The goal of the assistance is to keep industry from being driven offshore with the promise of larger foreign subsidies.
The EU has announced €4 billion (£3.4 billion) in state assistance investments in new factories producing electric batteries for automobiles, heat pumps, and solar panels as it strives to speed green technology production and use while combating cheap Chinese imports.
Northvolt, a Swedish battery manufacturer, will receive €902 million in state aid to develop a new facility in Heide, Germany, while a wide range of clean tech firms in France would receive a €2.5 billion boost in public funding.
The investments are part of the EU’s objective to achieve climate neutrality with net zero greenhouse gas emissions by 2050, but they are also intended to help insulate the bloc from increased competition from Chinese vehicle, solar panel, and other green tech firms.

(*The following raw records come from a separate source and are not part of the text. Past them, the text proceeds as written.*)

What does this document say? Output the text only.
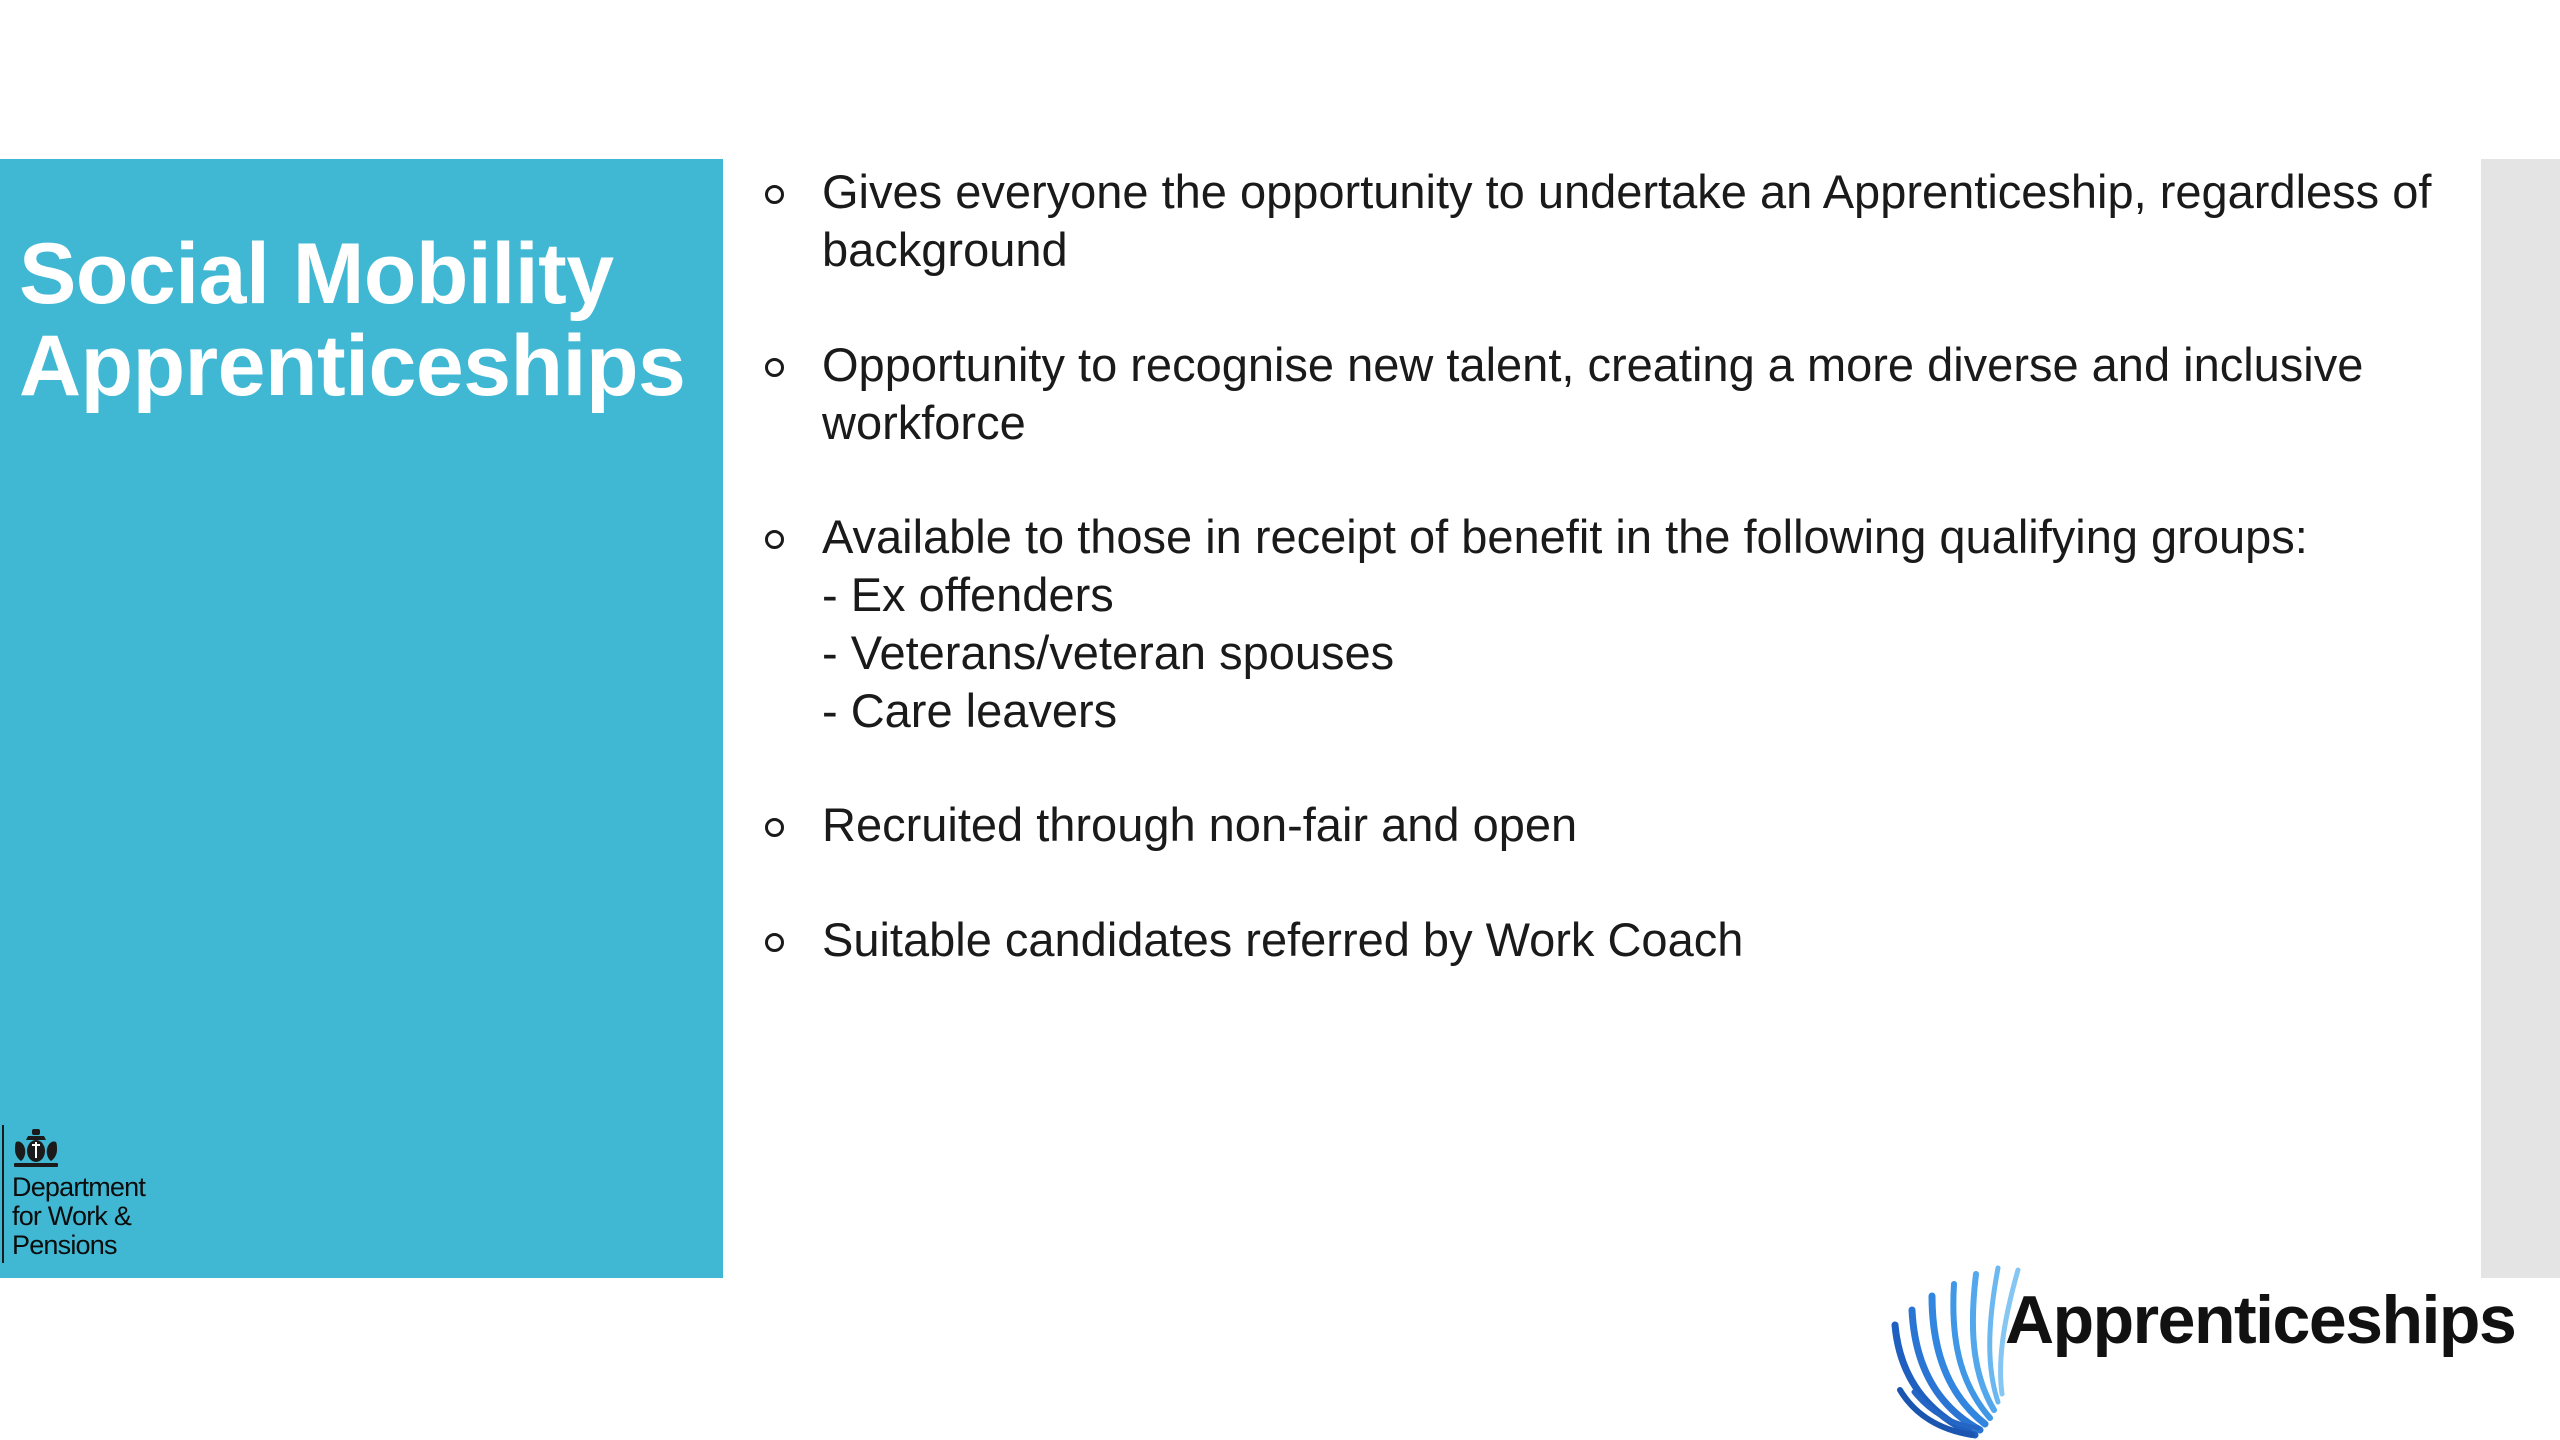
Social Mobility
Apprenticeships
Department
for Work &
Pensions
Gives everyone the opportunity to undertake an Apprenticeship, regardless of background
Opportunity to recognise new talent, creating a more diverse and inclusive workforce
Available to those in receipt of benefit in the following qualifying groups:
- Ex offenders
- Veterans/veteran spouses
- Care leavers
Recruited through non-fair and open
Suitable candidates referred by Work Coach
Apprenticeships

It comes on the heels of the approval of similar plans in Austria, Belgium, Germany, Hungary, Italy, Slovakia, and Spain, totaling €9.1 billion, with several more in the works.
“Net zero equipment production in Europe is of strategic interest to the European economy and society.” It is critical to achieve our goals of clean mobility, sustainability, and competitiveness,” said Margrethe Vestager, who returned to the commission as executive vice-president in charge of competition policy following a failed attempt to lead the European Investment Bank.
The EU stated that the funds allocated to Northvolt’s gigafactory would let it to “produce battery cells in Europe rather than the United States.”
It is the first state aid granted under a specific plan aimed at preventing production facilities from being enticed away with increased foreign subsidies.
Already, Europe is suffering the effects of China’s lead start in developing lower-cost electric vehicles.
Last month, European leaders agreed to a three-year postponement of a 10% duty on EU electric cars shipped to the UK and British electric cars exported to the EU, fearing that the higher consumer cost would give Chinese competitors an additional advantage.
Build Your Dream (BYD), a Chinese corporation that released lower-cost electric cars in the EU last summer, just became the world’s leading manufacturer of hybrid and battery-only vehicles.
BYD announced plans to build its first European automobile manufacturing in Hungary in November.
Last year, the Chinese power battery business Eve Energy began work on its gigafactory in Hungary, and another player, Sunwoda, announced plans to invest there as well.
Vestager called the investment in Germany “an important step toward electrifying transport in Europe while maintaining a level playing field in the single market.”
According to the EU, the nearly €3 billion in state aid allocated for France would boost the manufacture of batteries, solar panels, wind turbines, and heat pumps, as well as crucial component and critical raw material supply chains.
Last year, Ursula von der Leyen, President of the European Commission, announced an investigation into suspected Chinese state subsidies to the car industry, threatening a trade war.
However, during a visit to Beijing at the end of the year, she attempted to persuade Chinese officials that the European market would close if it was discovered to be unjustly competing with domestic enterprises.